Foi pela mão de Sérgio que Clara chegou à Casa dos Manaias. Hoje está “limpa” e continua a frequentar o centro, onde aprendeu a “estar de novo na sociedade”.
Para João Rodrigues, utente há três anos, estar neste projeto é “muito importante” porque o deixou “mais sossegadinho”, já que “antes, andava meio descontrolado”, confessa.
“Orgulhoso” com o resultado, partilha com muitos dos utentes a mágoa de o presépio não entrar no concurso do Dia das Montras, que acontece este domingo.
Quem também ajudou a fazer peças e a pintá-las foi Liberto Pimentel, que chegou a Ponta Delgada em 2010, depois de 40 anos passados nos Estados Unidos da América e para quem a língua portuguesa ainda é um desafio, como explicou à Lusa, em inglês.
O ex-emigrante procurou respostas na Casa dos Manaias “porque estava aborrecido todo o dia”.
“Passava o dia em casa a ver televisão. No início, nem percebia o português na televisão. Falava português com os meus pais, mas aqui é completamente diferente. Nós misturávamos o inglês com o português…”, contou.
Para o presépio, fez várias figuras e pintou “a maioria”, salientando que o resultado é fruto de um trabalho de grupo, mas admite espaço para o reconhecimento individual: “Estou orgulhoso no meu trabalho. Eles estão orgulhosos no meu trabalho, por isso eu estou orgulhoso no meu trabalho. Está ótimo”.
Este é o segundo Natal que passa na Casa dos Manaias, onde encontrou a resposta que não teve noutras instituições, que têm regras e não aceitam consumos.

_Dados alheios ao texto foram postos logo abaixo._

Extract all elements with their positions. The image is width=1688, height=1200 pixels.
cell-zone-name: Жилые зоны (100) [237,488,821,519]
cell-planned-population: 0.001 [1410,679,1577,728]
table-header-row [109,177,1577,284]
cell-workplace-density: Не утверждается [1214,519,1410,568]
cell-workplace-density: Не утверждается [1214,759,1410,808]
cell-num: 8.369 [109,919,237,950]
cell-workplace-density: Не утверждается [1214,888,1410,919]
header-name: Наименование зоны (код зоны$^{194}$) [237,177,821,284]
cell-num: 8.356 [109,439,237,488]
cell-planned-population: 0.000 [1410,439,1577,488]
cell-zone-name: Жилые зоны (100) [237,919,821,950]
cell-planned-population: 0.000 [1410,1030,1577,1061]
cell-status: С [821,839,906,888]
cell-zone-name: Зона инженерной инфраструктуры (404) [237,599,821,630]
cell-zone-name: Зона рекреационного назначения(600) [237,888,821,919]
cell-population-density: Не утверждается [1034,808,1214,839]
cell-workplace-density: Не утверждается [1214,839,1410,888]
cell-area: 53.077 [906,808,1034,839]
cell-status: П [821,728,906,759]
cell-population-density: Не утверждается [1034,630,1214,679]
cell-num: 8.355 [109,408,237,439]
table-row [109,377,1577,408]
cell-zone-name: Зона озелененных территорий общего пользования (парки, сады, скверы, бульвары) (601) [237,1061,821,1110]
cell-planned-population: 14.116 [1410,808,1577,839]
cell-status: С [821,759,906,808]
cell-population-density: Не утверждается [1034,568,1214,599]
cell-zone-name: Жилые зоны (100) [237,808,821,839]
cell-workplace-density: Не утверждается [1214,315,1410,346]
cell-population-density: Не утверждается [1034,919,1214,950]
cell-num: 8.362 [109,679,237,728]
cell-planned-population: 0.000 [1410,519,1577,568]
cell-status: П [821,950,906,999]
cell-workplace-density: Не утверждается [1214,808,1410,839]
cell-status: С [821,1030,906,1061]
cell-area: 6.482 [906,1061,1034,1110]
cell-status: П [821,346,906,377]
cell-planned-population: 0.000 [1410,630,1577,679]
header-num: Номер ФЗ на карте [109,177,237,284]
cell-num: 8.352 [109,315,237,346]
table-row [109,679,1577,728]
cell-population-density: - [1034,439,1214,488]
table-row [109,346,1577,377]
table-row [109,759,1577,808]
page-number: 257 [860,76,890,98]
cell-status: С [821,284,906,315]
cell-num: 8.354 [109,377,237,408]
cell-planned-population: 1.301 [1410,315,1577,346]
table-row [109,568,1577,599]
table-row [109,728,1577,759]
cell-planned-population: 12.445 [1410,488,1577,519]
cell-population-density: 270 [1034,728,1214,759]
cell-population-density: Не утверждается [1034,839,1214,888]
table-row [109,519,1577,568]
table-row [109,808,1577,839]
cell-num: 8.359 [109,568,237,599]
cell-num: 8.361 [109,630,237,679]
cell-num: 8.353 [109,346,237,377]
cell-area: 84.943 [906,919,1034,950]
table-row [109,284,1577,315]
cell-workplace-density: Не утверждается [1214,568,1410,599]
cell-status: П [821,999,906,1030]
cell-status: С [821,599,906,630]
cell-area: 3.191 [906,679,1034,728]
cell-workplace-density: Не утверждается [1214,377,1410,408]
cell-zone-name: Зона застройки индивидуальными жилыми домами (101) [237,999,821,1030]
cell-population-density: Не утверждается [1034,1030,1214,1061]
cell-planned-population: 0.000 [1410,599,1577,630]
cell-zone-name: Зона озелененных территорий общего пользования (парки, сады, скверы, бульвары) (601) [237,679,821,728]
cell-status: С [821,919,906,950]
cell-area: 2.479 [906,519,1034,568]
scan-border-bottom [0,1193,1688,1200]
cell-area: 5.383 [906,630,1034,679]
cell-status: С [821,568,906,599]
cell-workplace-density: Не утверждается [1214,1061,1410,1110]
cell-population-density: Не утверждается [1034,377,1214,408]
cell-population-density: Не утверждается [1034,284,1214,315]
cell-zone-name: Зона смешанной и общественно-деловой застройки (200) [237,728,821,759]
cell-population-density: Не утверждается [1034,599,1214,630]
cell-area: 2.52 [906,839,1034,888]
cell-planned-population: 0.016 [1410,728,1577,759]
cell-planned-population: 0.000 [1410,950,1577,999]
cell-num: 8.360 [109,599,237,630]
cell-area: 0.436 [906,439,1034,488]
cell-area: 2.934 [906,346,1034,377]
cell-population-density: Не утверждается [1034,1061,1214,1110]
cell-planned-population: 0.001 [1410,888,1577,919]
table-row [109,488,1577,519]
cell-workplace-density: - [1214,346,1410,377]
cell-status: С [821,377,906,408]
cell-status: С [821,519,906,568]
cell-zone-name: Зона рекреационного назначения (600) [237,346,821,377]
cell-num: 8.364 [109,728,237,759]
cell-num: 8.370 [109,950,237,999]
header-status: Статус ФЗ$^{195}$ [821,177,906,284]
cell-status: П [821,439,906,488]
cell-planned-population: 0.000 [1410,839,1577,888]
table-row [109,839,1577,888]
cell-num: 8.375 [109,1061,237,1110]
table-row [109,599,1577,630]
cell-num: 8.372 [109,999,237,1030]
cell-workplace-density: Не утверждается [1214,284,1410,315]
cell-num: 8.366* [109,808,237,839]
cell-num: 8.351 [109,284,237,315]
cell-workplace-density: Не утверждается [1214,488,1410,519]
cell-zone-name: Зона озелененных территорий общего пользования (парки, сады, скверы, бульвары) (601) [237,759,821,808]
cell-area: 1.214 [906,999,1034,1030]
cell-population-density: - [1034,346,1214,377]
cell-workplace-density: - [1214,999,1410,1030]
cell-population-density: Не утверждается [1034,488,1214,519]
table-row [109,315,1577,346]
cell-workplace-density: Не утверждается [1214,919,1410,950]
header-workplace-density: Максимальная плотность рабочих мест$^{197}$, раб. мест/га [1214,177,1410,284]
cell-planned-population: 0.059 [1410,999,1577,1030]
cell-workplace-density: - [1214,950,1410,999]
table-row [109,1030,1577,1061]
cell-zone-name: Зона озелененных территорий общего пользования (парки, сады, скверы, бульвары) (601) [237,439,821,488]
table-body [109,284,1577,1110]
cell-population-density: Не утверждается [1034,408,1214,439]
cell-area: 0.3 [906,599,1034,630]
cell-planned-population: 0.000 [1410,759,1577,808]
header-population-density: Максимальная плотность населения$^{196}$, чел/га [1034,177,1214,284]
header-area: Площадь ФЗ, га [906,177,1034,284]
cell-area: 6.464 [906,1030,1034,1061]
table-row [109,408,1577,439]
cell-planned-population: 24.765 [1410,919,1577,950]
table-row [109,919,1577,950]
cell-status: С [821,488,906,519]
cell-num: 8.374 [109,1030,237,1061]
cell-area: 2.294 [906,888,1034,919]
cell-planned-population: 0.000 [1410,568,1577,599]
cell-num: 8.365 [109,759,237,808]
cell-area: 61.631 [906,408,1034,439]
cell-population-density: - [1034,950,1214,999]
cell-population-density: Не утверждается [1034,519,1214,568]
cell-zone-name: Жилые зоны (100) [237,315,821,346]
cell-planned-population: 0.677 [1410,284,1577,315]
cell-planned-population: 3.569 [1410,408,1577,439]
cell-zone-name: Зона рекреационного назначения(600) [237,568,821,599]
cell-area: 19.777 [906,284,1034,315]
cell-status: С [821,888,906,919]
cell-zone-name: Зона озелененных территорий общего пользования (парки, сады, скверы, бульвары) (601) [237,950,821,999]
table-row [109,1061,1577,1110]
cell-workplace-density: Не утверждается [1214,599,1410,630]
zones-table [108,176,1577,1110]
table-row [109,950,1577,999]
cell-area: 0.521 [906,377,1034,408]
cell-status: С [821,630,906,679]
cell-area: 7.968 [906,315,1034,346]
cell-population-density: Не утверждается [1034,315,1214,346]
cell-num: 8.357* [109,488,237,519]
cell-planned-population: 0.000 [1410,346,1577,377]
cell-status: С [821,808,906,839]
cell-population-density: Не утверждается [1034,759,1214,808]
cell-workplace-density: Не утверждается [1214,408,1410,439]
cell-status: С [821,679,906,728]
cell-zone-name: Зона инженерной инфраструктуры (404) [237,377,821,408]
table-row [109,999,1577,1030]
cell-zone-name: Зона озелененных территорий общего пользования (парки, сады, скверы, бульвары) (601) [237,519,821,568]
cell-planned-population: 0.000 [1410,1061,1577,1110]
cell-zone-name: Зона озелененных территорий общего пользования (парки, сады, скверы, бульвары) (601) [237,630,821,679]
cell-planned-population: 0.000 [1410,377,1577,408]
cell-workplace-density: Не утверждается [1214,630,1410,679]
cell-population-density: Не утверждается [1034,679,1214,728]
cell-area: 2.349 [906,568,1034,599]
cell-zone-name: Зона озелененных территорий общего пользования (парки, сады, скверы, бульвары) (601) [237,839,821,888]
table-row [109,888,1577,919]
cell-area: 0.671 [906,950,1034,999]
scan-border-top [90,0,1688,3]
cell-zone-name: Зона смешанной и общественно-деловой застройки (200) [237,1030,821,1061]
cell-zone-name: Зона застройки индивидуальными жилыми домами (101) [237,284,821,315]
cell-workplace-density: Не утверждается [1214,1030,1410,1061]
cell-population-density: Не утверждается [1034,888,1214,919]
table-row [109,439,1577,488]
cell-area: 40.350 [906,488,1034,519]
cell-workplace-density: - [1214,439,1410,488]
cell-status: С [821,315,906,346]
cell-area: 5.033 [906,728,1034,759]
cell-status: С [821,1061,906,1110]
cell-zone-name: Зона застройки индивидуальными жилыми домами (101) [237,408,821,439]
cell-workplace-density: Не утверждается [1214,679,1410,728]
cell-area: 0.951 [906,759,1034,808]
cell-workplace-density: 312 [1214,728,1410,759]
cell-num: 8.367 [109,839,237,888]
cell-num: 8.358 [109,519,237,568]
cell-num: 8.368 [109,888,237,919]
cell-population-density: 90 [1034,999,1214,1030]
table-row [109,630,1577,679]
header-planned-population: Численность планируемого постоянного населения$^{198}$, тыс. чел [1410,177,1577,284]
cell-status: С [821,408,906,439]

“Estive nas ruas durante quatro meses, eles ajudaram-me a arranjar um quarto. Estaria na rua agora, provavelmente, se não tivessem sido eles. Estive na rua duas vezes desde que cá estou. Na América isso não aconteceria. Na América tinha muitos amigos, tinha sempre onde ficar”, disse com mágoa.
Deixou a freguesia da Ribeira Quente com três anos rumo aos Estados Unidos. Hoje, com 53 anos, é lá que tem toda a família e amigos. Com a mãe, que já o visitou duas vezes em São Miguel, fala todas as semanas. Com a filha, falou duas vezes em nove anos.

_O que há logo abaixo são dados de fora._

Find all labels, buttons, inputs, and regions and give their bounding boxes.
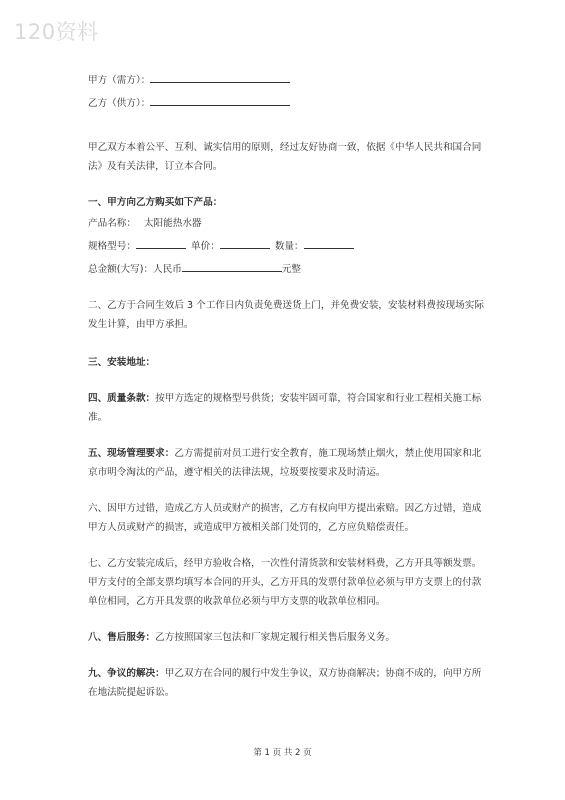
total-blank (182, 259, 282, 272)
section-5 (88, 444, 488, 482)
product-line (88, 214, 488, 233)
section-9 (88, 664, 488, 702)
party-a-blank (150, 70, 290, 83)
party-a-line (88, 70, 488, 90)
contract-page (88, 70, 488, 702)
page-number-footer: 第 1 页 共 2 页 (253, 748, 312, 758)
section-8-text: 乙方按照国家三包法和厂家规定履行相关售后服务义务。 (155, 632, 395, 643)
section-4-heading: 四、质量条款： (88, 393, 156, 404)
section-4-text: 按甲方选定的规格型号供货；安装牢固可靠，符合国家和行业工程相关施工标准。 (88, 393, 482, 423)
section-9-text: 甲乙双方在合同的履行中发生争议，双方协商解决；协商不成的，向甲方所在地法院提起诉讼。 (88, 668, 482, 698)
section-8-heading: 八、售后服务： (88, 632, 156, 643)
spec-label: 规格型号： (88, 241, 136, 252)
section-1-heading: 一、甲方向乙方购买如下产品： (88, 197, 223, 208)
party-b-label: 乙方（供方）： (88, 98, 151, 109)
spec-blank (136, 236, 186, 249)
section-8 (88, 628, 488, 647)
section-4 (88, 389, 488, 427)
section-7: 七、乙方安装完成后，经甲方验收合格，一次性付清货款和安装材料费，乙方开具等额发票。甲方支付的全部支票均填写本合同的开头，乙方开具的发票付款单位必须与甲方支票上的付款单位相同，乙方开具发票的收款单位必须与甲方支票的收款单位相同。 (88, 558, 482, 607)
party-a-label: 甲方（需方）： (88, 75, 151, 86)
section-2 (88, 296, 488, 334)
party-b-line (88, 93, 488, 113)
total-label: 总金额(大写)：人民币 (88, 264, 182, 275)
spec-line (88, 236, 488, 256)
section-9-heading: 九、争议的解决： (88, 668, 165, 679)
qty-blank (304, 236, 354, 249)
price-blank (220, 236, 270, 249)
section-2-text: 二、乙方于合同生效后 3 个工作日内负责免费送货上门，并免费安装，安装材料费按现场实际发生计算，由甲方承担。 (88, 300, 484, 330)
product-label: 产品名称： (88, 218, 136, 229)
party-b-blank (150, 93, 290, 106)
total-line (88, 259, 488, 279)
qty-label: 数量： (274, 241, 304, 252)
watermark-logo: 120资料 (14, 20, 99, 44)
price-label: 单价： (191, 241, 220, 252)
product-value: 太阳能热水器 (143, 218, 202, 229)
section-5-text: 乙方需提前对员工进行安全教育，施工现场禁止烟火，禁止使用国家和北京市明令淘汰的产品，遵守相关的法律法规，垃圾要按要求及时清运。 (88, 448, 482, 478)
intro-paragraph: 甲乙双方本着公平、互利、诚实信用的原则，经过友好协商一致，依据《中华人民共和国合同法》及有关法律，订立本合同。 (88, 142, 482, 172)
total-suffix: 元整 (281, 264, 302, 275)
section-3-heading: 三、安装地址： (88, 357, 156, 368)
section-6: 六、因甲方过错，造成乙方人员或财产的损害，乙方有权向甲方提出索赔。因乙方过错，造成甲方人员或财产的损害，或造成甲方被相关部门处罚的，乙方应负赔偿责任。 (88, 503, 482, 533)
section-5-heading: 五、现场管理要求： (88, 448, 175, 459)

Sem esperança, não pondera regressar. “Dizem que depois de dez anos temos a oportunidade de voltar, mas eu duvido muito, especialmente com o Trump no poder. Não vou fazer nada em relação a isso”, afirmou desanimado.
A socióloga Mariana Carvalho, que integra o projeto há cinco anos, explicou que o objetivo deste presépio “é dar aos utentes a hipótese de viver esta época e que eles sintam que fazem parte da sociedade”.
“Para viverem esta festa que é tão bonita, é uma festa de família, e eles sentem-se parte de uma família”, rematou.
A Casa dos Manaias é um centro ocupacional da Câmara Municipal de Ponta Delgada, que serve a população sem-abrigo, garantindo refeições quentes, atividades de ocupação, como artesanato, carpintaria, agricultura ou informática e acompanhamento psicológico.